It's time to say adios to Beetle 'Love Bug'
PUEBLA, Mexico -- The end is nearing for the old Volkswagen Beetle, the much-loved Love Bug which will shortly go the way of other flower power-era icons like kaftans and The Doors.
On Thursday, Volkswagen's plant in Mexico -- the only one in the world which still makes the old-style Beetle -- launches one last retro edition of the plucky bug before bringing down the curtain on nearly 70 years of history.
The "people's car" that was first commissioned by Nazi dictator Adolf Hitler and went on to become a symbol of the hippie revolution will almost certainly be put to rest for good by the end of the month, according to the company.
"There has never been a car like it, but I don't think production will go on beyond" the end of July, said Christine Kuhlmeyer, head of corporate communication at Volkswagen in Mexico.
From Iceland to Malaysia, the original Beetle has attracted devoted fans like no other car. A redesigned, sleeker version called the New Beetle was launched in 1998 but at a price of $20,000 to $25,000 is no longer an everyman's car.
George Memetov, who started up the Classic Beetle Club in the Belarus capital Minsk, considers owners of the original air-cooled, rear-engine vehicle to be a special breed.
"It's a certain type of person who drives a Beetle. All people who have Beetles are very open to ideas; they love life," he told Reuters by telephone.
For the 300 Mexicans who work on the Beetle production line at the plant in the central Mexican state of Puebla, it will be like parting with a member of the family. The factory will continue producing the New Beetle.
"It's a jewel for me. The little bug has given my family prosperity," said Armando Pasillas, 60, who has worked for 37 years on the Beetle, which has been made in Mexico since 1964.
"I like seeing them in the street because I know they have all passed through my hands," he said. "I've left part of my life here," he added.
In 1996, Mexico became the last country to produce the old Beetle and since 1998 the car has only been sold in Mexico. The Volkswagen plant in Puebla is also the only one worldwide to produce the New Beetle and that is mainly for export.
Beetle fans on the Internet swap tales of wacky stunts like successfully "sailing" across New York harbor in a Beetle fitted with a propeller in 1960.
Another Web site recounts how by tampering with the Beetle's fuel tank, East Germans made enough space to hide a person and that way managed to sneak around 50 people to the other side of the Berlin Wall before its fall in 1989.
A BREED APART
The Love Bug was conceived in the early 1930s out of Hitler's desire to produce a cheap, durable Volkswagen (literally "people's car" in German) for the German family.
The chubby, curvy little car took off after World War Two, quickly becoming a symbol of the German economic miracle.
As its popularity spread, the Beetle became the car of choice of the rebellious post-war generation in the United States and Europe, for whom it represented freedom from the tight social restrictions of the time.
The Beetle sealed its cult status as the star of Disney's series of Herbie films, such as "Herbie Goes To Monte Carlo."
In Mexico alone, there are 90 fan clubs and around 1.5 million Beetles in circulation.
In Mexico City, the bug, or "vocho" as it is known locally, is a stalwart.
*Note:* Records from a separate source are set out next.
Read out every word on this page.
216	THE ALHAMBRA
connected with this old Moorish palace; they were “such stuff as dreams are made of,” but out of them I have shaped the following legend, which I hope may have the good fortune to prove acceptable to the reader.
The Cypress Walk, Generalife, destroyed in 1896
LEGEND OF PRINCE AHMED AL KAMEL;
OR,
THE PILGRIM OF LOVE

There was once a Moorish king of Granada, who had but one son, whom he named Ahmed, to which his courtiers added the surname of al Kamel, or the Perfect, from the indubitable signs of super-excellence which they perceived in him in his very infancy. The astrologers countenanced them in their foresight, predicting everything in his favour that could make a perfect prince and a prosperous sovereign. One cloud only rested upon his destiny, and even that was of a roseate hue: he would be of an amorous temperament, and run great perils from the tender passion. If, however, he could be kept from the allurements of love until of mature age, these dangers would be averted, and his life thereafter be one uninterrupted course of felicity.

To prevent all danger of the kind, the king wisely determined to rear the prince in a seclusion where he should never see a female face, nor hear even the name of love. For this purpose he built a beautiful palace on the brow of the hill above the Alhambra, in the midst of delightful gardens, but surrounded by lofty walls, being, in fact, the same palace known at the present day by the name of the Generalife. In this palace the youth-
Painted white and green, it is the standard model used by taxi drivers to crawl through heavy traffic.
U.S. fan Rick Mortensen was so taken with the curvy car that in 1985 he started the Bug-O-Rama, an annual race and get-together for Beetle fans in Phoenix, Arizona.
Beetle owner Paul Cahill holds the record for the longest ownership of one car, according to the Guinness Book of Records. He bought a bug in 1961 in Australia and has driven it every day since then, clocking up 310,700 miles (500,000 km).
But all good things must come to an end. And when sales almost halved from 2000 to 2002 to 24,500 cars, Volkswagen decided to pull the plug on the legend.
New technology spawned a range of compact, efficient and fast cars like the Fiat Uno and Ford Fiesta that edged the Beetle out of the market.
"At the end of the day, it's the customer who decides," said Volkswagen's Kuhlmeyer.
A decision by Mexico City's government to only give out future permits to taxis with four-doors helped seal the two-door bug's fate.
In its heyday, over 1 million Beetles were produced annually worldwide. Yet over the course of the years, the bug's basic design hardly changed.
"One thing is sure: the Beetle never will disappear from the roads of our planet and, above all, it never will disappear from the hearts of millions of people all over the world," said Italian fan Mattia Zamana.